Os vv.19-20 concluem: “De novo, eu vos digo: se dois de vós estiverem de acordo na terra sobre qualquer coisa que quiserem pedir, isto vos será concedido por meu Pai que está nos céus. Pois onde dois ou três estiverem reunidos em meu nome eu estou ali, no meio deles”. Devem ser explicados dentro do contexto do chamado aconselhamento fraterno, evitando-se uma leitura voltada para a importância da oração comunitária. Mateus os inseriu nesta parte do discurso para dar ênfase ao contexto deste procedimento comunitário. Céu e Terra são duas imagens utilizadas pelo evangelista. A primeira, céu, refere-se ao âmbito do Pai. Já a terra refere-se ao âmbito da comunidade cristã. O evangelista quer ensinar que existe uma estreita relação entre o Pai e a comunidade. Em Segundo lugar, a comunidade deve estar sempre voltada para o querer do Pai. Quando ela se reúne para tomar uma decisão sobre o irmão faltoso, deve primeiramente buscar o discernimento a partir da vontade do Pai, e não o que o líder ou as lideranças pretendem. Quando a comunidade faz aquilo que corresponde ao querer do Pai, então poderá ter a convicção de que Deus chancelou a decisão comunitária. O pai só chancela e confirma aquilo que a comunidade deseja, quando discerniu a sua vontade.

A comunidade deve, então, fazer sua oração para discernir a respeito da decisão a ser tomada em relação ao irmão. Deve tomar a consciência de que no meio dela está Jesus.
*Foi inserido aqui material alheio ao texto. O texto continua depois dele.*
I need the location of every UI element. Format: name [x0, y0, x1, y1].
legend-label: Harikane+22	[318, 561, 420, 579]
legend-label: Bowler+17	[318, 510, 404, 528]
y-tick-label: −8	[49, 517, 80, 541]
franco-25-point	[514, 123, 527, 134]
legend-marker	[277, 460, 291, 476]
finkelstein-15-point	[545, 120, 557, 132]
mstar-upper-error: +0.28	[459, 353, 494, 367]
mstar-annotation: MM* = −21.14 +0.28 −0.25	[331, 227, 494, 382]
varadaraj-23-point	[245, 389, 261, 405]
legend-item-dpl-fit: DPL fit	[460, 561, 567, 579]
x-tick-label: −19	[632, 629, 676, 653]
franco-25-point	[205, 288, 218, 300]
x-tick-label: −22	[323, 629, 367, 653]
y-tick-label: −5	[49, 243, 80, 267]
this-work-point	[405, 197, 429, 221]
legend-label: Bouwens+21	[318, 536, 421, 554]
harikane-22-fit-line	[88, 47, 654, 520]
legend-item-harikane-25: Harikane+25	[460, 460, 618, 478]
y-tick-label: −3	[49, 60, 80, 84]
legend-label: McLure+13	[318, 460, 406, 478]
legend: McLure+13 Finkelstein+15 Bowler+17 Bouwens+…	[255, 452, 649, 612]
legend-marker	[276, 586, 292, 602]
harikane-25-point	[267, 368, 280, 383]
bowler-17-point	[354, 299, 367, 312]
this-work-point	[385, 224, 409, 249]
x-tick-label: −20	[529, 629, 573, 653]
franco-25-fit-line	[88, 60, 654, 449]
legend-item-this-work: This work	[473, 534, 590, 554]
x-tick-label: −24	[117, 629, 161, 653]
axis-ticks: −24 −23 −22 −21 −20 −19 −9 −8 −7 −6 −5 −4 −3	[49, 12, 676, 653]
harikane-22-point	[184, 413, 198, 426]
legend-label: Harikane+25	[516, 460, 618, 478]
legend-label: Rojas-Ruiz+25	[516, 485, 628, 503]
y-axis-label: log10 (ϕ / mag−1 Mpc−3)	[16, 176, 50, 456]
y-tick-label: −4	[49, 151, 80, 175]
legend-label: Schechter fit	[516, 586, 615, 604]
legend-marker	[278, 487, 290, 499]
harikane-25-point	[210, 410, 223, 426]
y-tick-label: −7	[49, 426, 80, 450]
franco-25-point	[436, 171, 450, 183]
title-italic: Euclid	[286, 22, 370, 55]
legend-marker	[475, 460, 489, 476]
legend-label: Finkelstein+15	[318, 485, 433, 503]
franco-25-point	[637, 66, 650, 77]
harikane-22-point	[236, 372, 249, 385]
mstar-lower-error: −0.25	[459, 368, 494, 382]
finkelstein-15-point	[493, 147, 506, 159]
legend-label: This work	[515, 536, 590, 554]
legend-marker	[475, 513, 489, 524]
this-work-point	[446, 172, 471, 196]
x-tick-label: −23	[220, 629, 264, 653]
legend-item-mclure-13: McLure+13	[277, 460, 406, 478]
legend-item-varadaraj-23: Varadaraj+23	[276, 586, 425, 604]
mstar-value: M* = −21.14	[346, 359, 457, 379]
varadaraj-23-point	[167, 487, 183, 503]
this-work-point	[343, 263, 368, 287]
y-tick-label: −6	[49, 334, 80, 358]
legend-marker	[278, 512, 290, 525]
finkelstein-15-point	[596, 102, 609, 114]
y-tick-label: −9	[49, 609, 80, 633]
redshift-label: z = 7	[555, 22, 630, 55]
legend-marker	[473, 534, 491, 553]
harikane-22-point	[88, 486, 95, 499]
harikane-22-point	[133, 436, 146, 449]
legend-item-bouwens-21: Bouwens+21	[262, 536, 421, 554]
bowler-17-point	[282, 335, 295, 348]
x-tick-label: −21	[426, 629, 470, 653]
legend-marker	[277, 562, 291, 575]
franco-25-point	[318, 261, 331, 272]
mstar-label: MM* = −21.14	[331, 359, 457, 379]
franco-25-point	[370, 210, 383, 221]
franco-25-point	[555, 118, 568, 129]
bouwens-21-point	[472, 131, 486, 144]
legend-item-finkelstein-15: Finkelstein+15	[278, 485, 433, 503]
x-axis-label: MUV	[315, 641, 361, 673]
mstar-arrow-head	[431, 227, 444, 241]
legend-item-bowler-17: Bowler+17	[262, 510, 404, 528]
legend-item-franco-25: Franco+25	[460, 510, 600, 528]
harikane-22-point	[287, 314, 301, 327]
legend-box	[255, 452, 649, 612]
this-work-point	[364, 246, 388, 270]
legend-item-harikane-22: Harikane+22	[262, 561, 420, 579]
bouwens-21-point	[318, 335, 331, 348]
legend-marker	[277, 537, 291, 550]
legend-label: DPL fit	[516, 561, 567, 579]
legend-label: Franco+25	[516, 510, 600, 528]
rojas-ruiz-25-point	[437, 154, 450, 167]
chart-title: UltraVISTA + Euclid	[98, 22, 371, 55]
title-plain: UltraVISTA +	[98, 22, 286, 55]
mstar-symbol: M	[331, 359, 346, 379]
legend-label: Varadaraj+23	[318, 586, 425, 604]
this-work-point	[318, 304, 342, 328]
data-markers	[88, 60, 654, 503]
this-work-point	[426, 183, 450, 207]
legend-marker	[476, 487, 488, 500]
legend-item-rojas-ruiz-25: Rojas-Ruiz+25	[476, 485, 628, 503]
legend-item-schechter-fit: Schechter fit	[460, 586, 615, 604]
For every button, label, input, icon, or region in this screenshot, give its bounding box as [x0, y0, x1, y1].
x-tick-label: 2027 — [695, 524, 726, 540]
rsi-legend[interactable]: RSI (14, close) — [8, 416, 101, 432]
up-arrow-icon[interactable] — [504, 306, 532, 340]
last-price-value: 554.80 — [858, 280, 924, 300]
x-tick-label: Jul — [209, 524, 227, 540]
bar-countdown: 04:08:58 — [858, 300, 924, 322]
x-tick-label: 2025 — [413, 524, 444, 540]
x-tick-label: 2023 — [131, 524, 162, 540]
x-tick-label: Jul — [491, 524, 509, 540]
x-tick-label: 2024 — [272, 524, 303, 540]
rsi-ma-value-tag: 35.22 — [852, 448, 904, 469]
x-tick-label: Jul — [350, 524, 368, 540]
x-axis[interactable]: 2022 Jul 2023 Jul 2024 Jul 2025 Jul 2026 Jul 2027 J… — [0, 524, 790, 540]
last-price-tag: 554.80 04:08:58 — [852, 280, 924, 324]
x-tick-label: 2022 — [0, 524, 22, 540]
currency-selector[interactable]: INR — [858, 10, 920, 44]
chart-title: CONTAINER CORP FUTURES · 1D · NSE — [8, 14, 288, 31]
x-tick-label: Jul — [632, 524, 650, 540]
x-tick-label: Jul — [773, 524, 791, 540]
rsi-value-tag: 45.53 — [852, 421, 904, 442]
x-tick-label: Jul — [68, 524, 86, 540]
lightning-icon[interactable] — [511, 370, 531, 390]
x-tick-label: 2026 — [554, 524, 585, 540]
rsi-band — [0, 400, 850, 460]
É uma oração que se faz na presença do ressuscitado, conduzida por seu Espírito.

Aqui, o evangelista utiliza o verbo grego synfoneo (gr. συμφωνηω / συμφωνησωσιν), “estar de acordo”, “agir segundo a mesma sinfonia”. Daqui se origina o termo sinfonia. O que é uma sinfonia? Uma mesma partitura sendo tocada por instrumentos diferentes, cada um usando seu próprio talento e capacidade que possuem (ainda que na diversidade dos instrumentos), mas todos juntos, com seus respectivos instrumentos encontram-se numa sinfonia. Nesse sentido, a comunidade cristã é uma sinfonia, e age como tal, quando toca sob a partitura do amor de Deus que perdoa, acolhe, recupera, integra e gera vida. Assim espera Jesus que a comunidade dos discípulos viva e atue na história.

Emerge do texto evangélico de hoje todo o esforço do evangelista em coibir, no interno de sua comunidade, qualquer postura leviana, vingativa, revanchista, autoritária, moralista. Quando essas mentalidades entram na vida comunitária, os indivíduos ficam completamente fragilizados e a comunidade se fragmenta. E passa a se submeter aos caprichos às vontades das lideranças e se distancia da sintonia e da sinfonia de Jesus. O Jesus de Mateus quer deixar bem claro que a comunidade é a comunidade do Reino. Por isso, as lideranças devem se submeter aos princípios (partitura) do Reino, e não impor suas vontades.

Nossas comunidades têm sido espaço de perdão e acolhida? Sob qual sinfonia as nossas comunidades têm se pautado? Tem ela sido fiel à partitura do Reino anunciado e vivido por Jesus, a Palavra de Deus, que alimenta, gera conversão, promove perdão e vida? Que estejamos sob a mesma partitura, sob um único maestro, executando a sinfonia do amor, do perdão e da vida.

Pe. João Paulo Sillio. Arquidiocese de Botucatu – SP.